Warner was also able to apply her trifecta of a mind, body, and spirit mindset to finding new possibilities in what many could see as the limitations of the pandemic. “It removed the boundaries. I interviewed Pastor Touré Roberts and he talked about how prior to the pandemic we were fishing in a pond or a lake. And all of a sudden we were pushed out of a pond and we were exposed to the ocean. We were open to these new boundaries, ” she says. “In my day-to-day business, prior to the pandemic, we would hire mostly New York-based talent. We were limiting ourselves to a New York office. Those boundaries are now removed. The boundaries of the physical office have now been released. We’ve hired talent in Montana. In Washington DC. I have two team members in LA. And prior to the pandemic, I wouldn’t have known that that was possible.”
Because she made her mind strong before the pandemic and ran her company with the wellness-centric beliefs covered here, Warner was also able to break out what she calls the dream warrior in the pandemic. “Unleash the dream warrior within. A dream warrior understands that you have to fight the giants that stand between you and that dream. That could be a pandemic. It might be cash flow. It might be hearing no after no after no. It might be losing a valuable employee or your office.
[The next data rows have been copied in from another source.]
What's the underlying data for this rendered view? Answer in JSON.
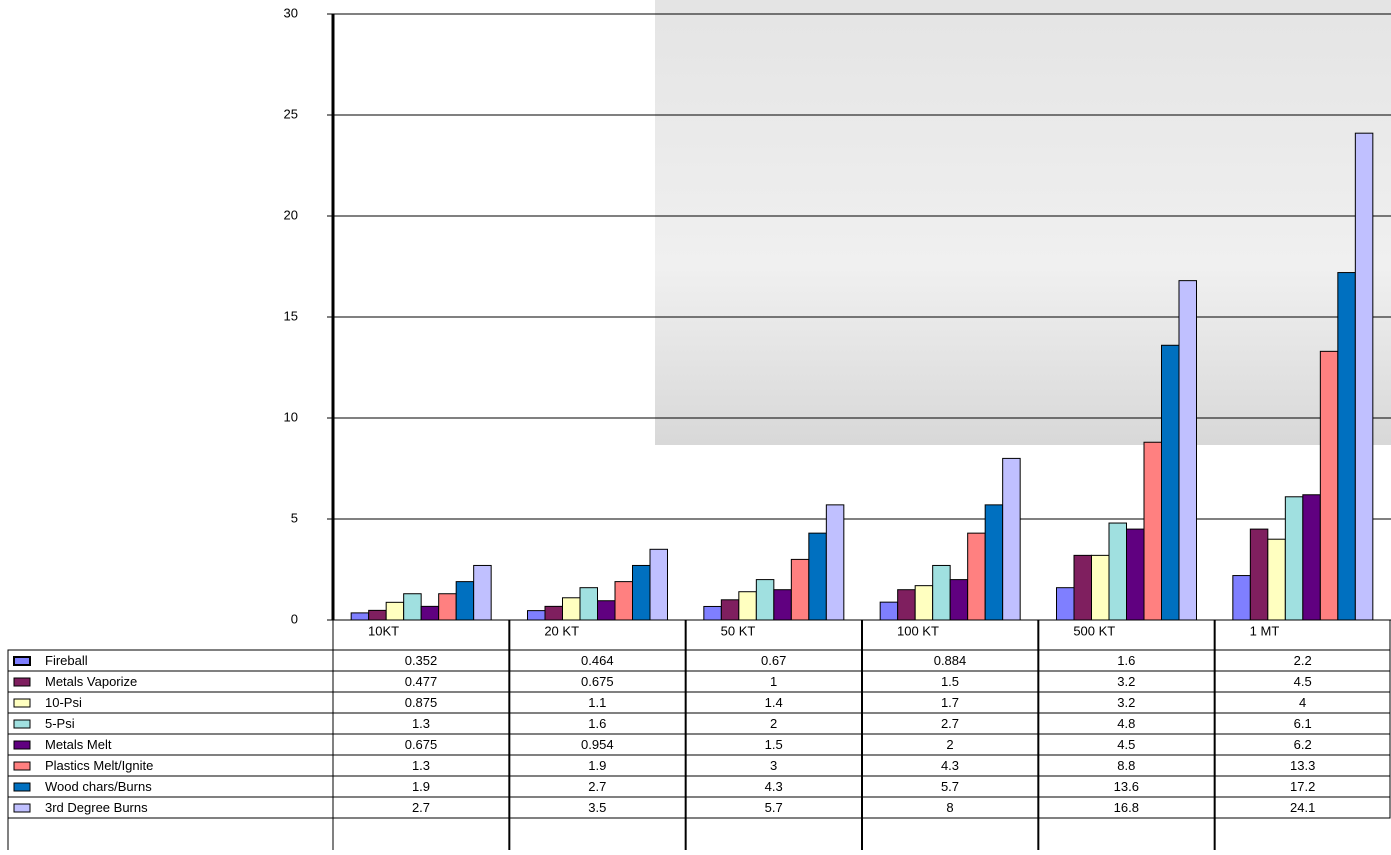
{
  "chart_data": {
    "type": "bar",
    "categories": [
      "10KT",
      "20 KT",
      "50 KT",
      "100 KT",
      "500 KT",
      "1 MT"
    ],
    "series": [
      {
        "name": "Fireball",
        "color": "#7f7fff",
        "values": [
          0.352,
          0.464,
          0.67,
          0.884,
          1.6,
          2.2
        ]
      },
      {
        "name": "Metals Vaporize",
        "color": "#7f1f5f",
        "values": [
          0.477,
          0.675,
          1,
          1.5,
          3.2,
          4.5
        ]
      },
      {
        "name": "10-Psi",
        "color": "#ffffc0",
        "values": [
          0.875,
          1.1,
          1.4,
          1.7,
          3.2,
          4
        ]
      },
      {
        "name": "5-Psi",
        "color": "#a0e0e0",
        "values": [
          1.3,
          1.6,
          2,
          2.7,
          4.8,
          6.1
        ]
      },
      {
        "name": "Metals Melt",
        "color": "#600080",
        "values": [
          0.675,
          0.954,
          1.5,
          2,
          4.5,
          6.2
        ]
      },
      {
        "name": "Plastics Melt/Ignite",
        "color": "#ff8080",
        "values": [
          1.3,
          1.9,
          3,
          4.3,
          8.8,
          13.3
        ]
      },
      {
        "name": "Wood chars/Burns",
        "color": "#0070c0",
        "values": [
          1.9,
          2.7,
          4.3,
          5.7,
          13.6,
          17.2
        ]
      },
      {
        "name": "3rd Degree Burns",
        "color": "#c0c0ff",
        "values": [
          2.7,
          3.5,
          5.7,
          8,
          16.8,
          24.1
        ]
      }
    ],
    "ylim": [
      0,
      30
    ],
    "yticks": [
      0,
      5,
      10,
      15,
      20,
      25,
      30
    ],
    "grid": true
  }
}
Whatever that is, you need to unleash the dream warrior to fight it.”
If you can get to a mentally strong place, then you can better weather the uncertainty happening now. You can stop yourself from feeling like all is lost, even if it’s all on pause for a while. “For all the readers that may have had to put a dream on hold, it’s the notion of knowing that a dream deferred does not necessarily mean it’s a dream that’s forever denied,” Warner says. “If you had to change directions, slow down, or completely stop, be gracious with yourself. You are going to get to move forward again. My book came out in November of 2019. I had big plans to be on tour in 2020, pushing this book. I had no idea I was going to shut down an office and there’d be no such thing as book tours. I had to trust that in due season it’s all going to work out. We’ll be able to get back to this. Believe that the deferral is not a denial.”